What drives us
I spent half my life working in conflict zones with Doctors Without Borders and Action Against Hunger, managing humanitarian programs at the highest levels. I led teams across entire countries and regions, specializing in supporting populations affected by violence. I saw firsthand what it means to live under constant threat—how conflict, coercion, and abuse strip people of their autonomy, safety, and dignity.
But in 2013, I made a decision. I no longer wanted to work solely in war zones. I wanted to address the violence that happens in societies that claim to have functioning systems to protect women and children—but fail them over and over again. I knew that the risk reduction and threat management strategies I had applied in high-conflict areas could make a difference elsewhere. Violence thrives on power imbalances, and these systems, whether in war zones or wealthy nations, too often protect perpetrators rather than those at risk.
This is also personal.
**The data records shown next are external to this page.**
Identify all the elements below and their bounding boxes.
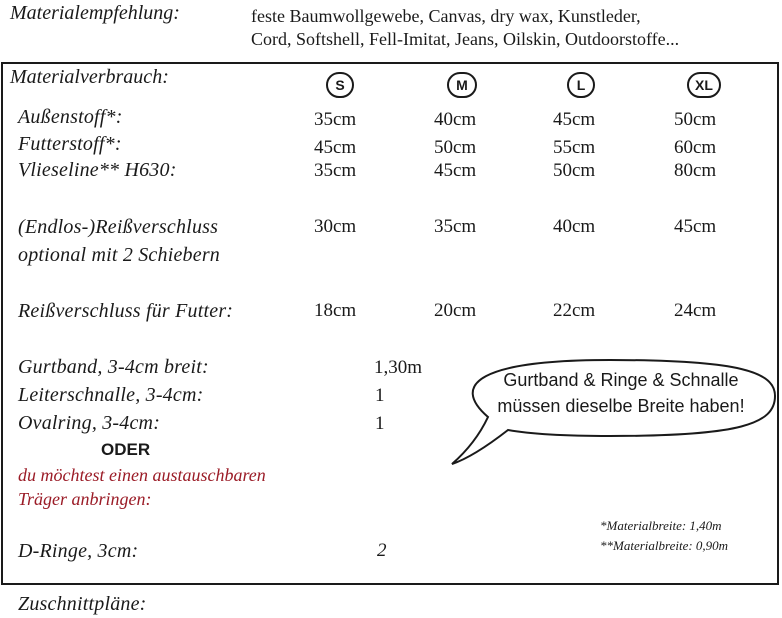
speech-bubble-line-2: müssen dieselbe Breite haben! — [497, 396, 745, 416]
recommendation-title: Materialempfehlung: — [10, 2, 180, 24]
row-label-vlieseline: Vlieseline** H630: — [18, 159, 177, 181]
value-aussenstoff-m: 40cm — [434, 109, 477, 130]
value-futterstoff-m: 50cm — [434, 137, 477, 158]
size-s-badge: S — [326, 72, 354, 98]
value-aussenstoff-l: 45cm — [553, 109, 596, 130]
row-label-reissverschluss: (Endlos-)Reißverschluss — [18, 216, 219, 238]
value-vlieseline-m: 45cm — [434, 160, 477, 181]
footnote-outer-fabric: *Materialbreite: 1,40m — [600, 518, 722, 533]
value-ovalring: 1 — [375, 413, 385, 434]
row-label-aussenstoff: Außenstoff*: — [18, 106, 123, 128]
value-rv-futter-s: 18cm — [314, 300, 357, 321]
oder-label: ODER — [101, 440, 151, 459]
speech-bubble-text — [476, 367, 766, 419]
value-reissverschluss-l: 40cm — [553, 216, 596, 237]
value-reissverschluss-s: 30cm — [314, 216, 357, 237]
recommendation-line-2: Cord, Softshell, Fell-Imitat, Jeans, Oilskin, Outdoorstoffe... — [251, 29, 680, 49]
value-futterstoff-xl: 60cm — [674, 137, 717, 158]
alternative-line-1: du möchtest einen austauschbaren — [18, 465, 266, 485]
row-label-rv-futter: Reißverschluss für Futter: — [18, 300, 234, 322]
value-futterstoff-l: 55cm — [553, 137, 596, 158]
row-label-futterstoff: Futterstoff*: — [18, 133, 122, 155]
value-vlieseline-s: 35cm — [314, 160, 357, 181]
value-reissverschluss-xl: 45cm — [674, 216, 717, 237]
label-ovalring: Ovalring, 3-4cm: — [18, 412, 161, 434]
label-gurtband: Gurtband, 3-4cm breit: — [18, 356, 209, 378]
usage-title: Materialverbrauch: — [10, 66, 169, 88]
row-label-reissverschluss-note: optional mit 2 Schiebern — [18, 244, 220, 266]
value-vlieseline-xl: 80cm — [674, 160, 717, 181]
value-futterstoff-s: 45cm — [314, 137, 357, 158]
value-reissverschluss-m: 35cm — [434, 216, 477, 237]
label-d-ringe: D-Ringe, 3cm: — [18, 540, 139, 562]
value-d-ringe: 2 — [377, 540, 387, 561]
value-gurtband: 1,30m — [374, 357, 423, 378]
footnote-interfacing: **Materialbreite: 0,90m — [600, 538, 729, 553]
value-rv-futter-xl: 24cm — [674, 300, 717, 321]
size-l-badge: L — [567, 72, 595, 98]
value-leiterschnalle: 1 — [375, 385, 385, 406]
value-rv-futter-m: 20cm — [434, 300, 477, 321]
label-leiterschnalle: Leiterschnalle, 3-4cm: — [18, 384, 204, 406]
size-m-badge: M — [447, 72, 477, 98]
footer-title: Zuschnittpläne: — [18, 593, 147, 615]
recommendation-line-1: feste Baumwollgewebe, Canvas, dry wax, Kunstleder, — [251, 6, 641, 26]
size-xl-badge: XL — [687, 72, 721, 98]
value-rv-futter-l: 22cm — [553, 300, 596, 321]
alternative-line-2: Träger anbringen: — [18, 489, 152, 509]
value-aussenstoff-s: 35cm — [314, 109, 357, 130]
value-aussenstoff-xl: 50cm — [674, 109, 717, 130]
speech-bubble-line-1: Gurtband & Ringe & Schnalle — [503, 370, 739, 390]
value-vlieseline-l: 50cm — [553, 160, 596, 181]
I understand the lifelong impact of violence, neglect, and abuse—not just from my work, but from my own lived experience. Violence is not random. It is a tool—used to control, to intimidate, to break. And yet, despite everything I’ve seen, I don’t believe that violence defines humanity.
Most people are not violent. We have as much capacity for empathy and collaboration as we do for destruction. But we have been conditioned to accept violence as inevitable—to believe war is necessary, fear is valuable, and peace is naïve. An advanced society would reject this. It would put human rights first. It would stigmatize the perpetrators, not the victims. It would settle disputes through dialogue, not destruction. It would not wage war against its own people or the planet itself.
This belief is what drives me—and it’s what drives this initiative. The goal is simple: To ensure fewer women and children suffer harm. To make the knowledge and skills needed for safety accessible. To shift the narrative away from fear and toward real, actionable change.